High drug prices are another major contributor. If we negotiated and paid what most other nations do for medicines, we would save about $150 billion a year. The pharmaceutical industry has been raising drug prices relentlessly and made over $40 billion in profits in 2017.

Rising insulin prices killed Shane.

Faced with all of these considerations; the costs, the suffering and death, it is clear that something fundamental needs to change.

A single-payer, improved Medicare for All system provides the best way forward.

Under such a plan, as proposed in house bill HR 676, a government funded, national health insurance system is created. Providers would remain private. All people are provided comprehensive coverage from birth to death for medical, drug, dental, vision and long-term care. Mental health and addiction treatment are covered.

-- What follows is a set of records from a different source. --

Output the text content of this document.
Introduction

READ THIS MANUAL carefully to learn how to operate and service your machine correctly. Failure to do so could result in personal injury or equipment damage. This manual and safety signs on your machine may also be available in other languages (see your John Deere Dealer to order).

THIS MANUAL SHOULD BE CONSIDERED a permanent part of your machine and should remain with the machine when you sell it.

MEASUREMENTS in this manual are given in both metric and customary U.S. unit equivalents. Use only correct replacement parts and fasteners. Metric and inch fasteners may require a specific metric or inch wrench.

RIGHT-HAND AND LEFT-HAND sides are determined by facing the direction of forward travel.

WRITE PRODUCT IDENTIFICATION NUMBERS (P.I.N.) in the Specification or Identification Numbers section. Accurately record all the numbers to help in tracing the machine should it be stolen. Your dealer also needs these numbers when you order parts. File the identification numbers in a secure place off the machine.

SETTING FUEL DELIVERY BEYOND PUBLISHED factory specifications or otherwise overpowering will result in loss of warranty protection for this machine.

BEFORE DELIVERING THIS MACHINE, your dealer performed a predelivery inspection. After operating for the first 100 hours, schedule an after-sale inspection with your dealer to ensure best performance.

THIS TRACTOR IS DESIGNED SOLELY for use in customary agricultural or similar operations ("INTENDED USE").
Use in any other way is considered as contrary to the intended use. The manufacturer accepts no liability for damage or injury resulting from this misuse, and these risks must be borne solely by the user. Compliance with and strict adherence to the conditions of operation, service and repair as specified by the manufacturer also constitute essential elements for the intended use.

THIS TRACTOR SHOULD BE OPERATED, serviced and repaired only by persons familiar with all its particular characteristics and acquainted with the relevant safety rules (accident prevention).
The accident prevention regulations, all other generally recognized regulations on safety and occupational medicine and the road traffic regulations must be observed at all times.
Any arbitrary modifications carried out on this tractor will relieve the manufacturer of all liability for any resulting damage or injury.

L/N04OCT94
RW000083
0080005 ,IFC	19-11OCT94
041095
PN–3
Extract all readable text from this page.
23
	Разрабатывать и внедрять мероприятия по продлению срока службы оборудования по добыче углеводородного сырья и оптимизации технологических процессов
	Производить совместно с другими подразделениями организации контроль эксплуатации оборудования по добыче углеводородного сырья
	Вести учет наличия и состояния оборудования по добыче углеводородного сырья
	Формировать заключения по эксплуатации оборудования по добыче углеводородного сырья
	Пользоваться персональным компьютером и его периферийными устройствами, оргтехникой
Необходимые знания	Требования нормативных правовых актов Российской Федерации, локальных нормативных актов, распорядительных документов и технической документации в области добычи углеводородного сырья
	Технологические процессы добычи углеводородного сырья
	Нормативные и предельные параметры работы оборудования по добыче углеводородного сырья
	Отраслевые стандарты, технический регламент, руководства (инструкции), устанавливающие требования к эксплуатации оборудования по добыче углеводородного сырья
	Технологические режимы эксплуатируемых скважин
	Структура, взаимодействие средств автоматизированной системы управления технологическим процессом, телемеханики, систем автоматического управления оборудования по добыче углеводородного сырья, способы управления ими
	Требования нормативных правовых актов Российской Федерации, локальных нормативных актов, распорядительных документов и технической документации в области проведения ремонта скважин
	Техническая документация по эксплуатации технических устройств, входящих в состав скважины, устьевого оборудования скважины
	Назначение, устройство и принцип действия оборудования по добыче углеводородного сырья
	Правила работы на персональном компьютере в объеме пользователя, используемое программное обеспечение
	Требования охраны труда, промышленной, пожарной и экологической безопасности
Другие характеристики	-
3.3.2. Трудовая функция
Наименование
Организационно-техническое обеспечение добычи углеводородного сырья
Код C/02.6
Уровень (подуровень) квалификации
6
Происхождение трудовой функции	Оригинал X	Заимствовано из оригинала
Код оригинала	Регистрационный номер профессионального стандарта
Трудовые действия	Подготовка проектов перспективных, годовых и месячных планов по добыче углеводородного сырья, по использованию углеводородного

Additionally, there are no out-of-pocket expenses; no co-pays, deductibles or co-insurance.

One might logically ask how we could afford such a system. When factoring in administrative savings from reduced overhead, lower drug costs brought about by negotiating with pharmaceutical companies and other cost reductions, many studies indicate that our health care expenditures would actually be less than what we pay now.

Further evidence of this is demonstrated by what other nations with guaranteed coverage pay. Most of them spend around 11-12 percent of GDP, versus our 18 percent. If we were spending 12 percent of GDP, that would represent a trillion-dollar reduction per year.

More importantly, no one would be financially ruined by illness. No one would die because of a lack of coverage.

These are goals worthy of America. A single-payer system is the best way to achieve them.

Dr. John Perryman, of St. Charles, is a physician in the Rockford area and co-president of the northern Illinois branch of Physicians for a National Health Program.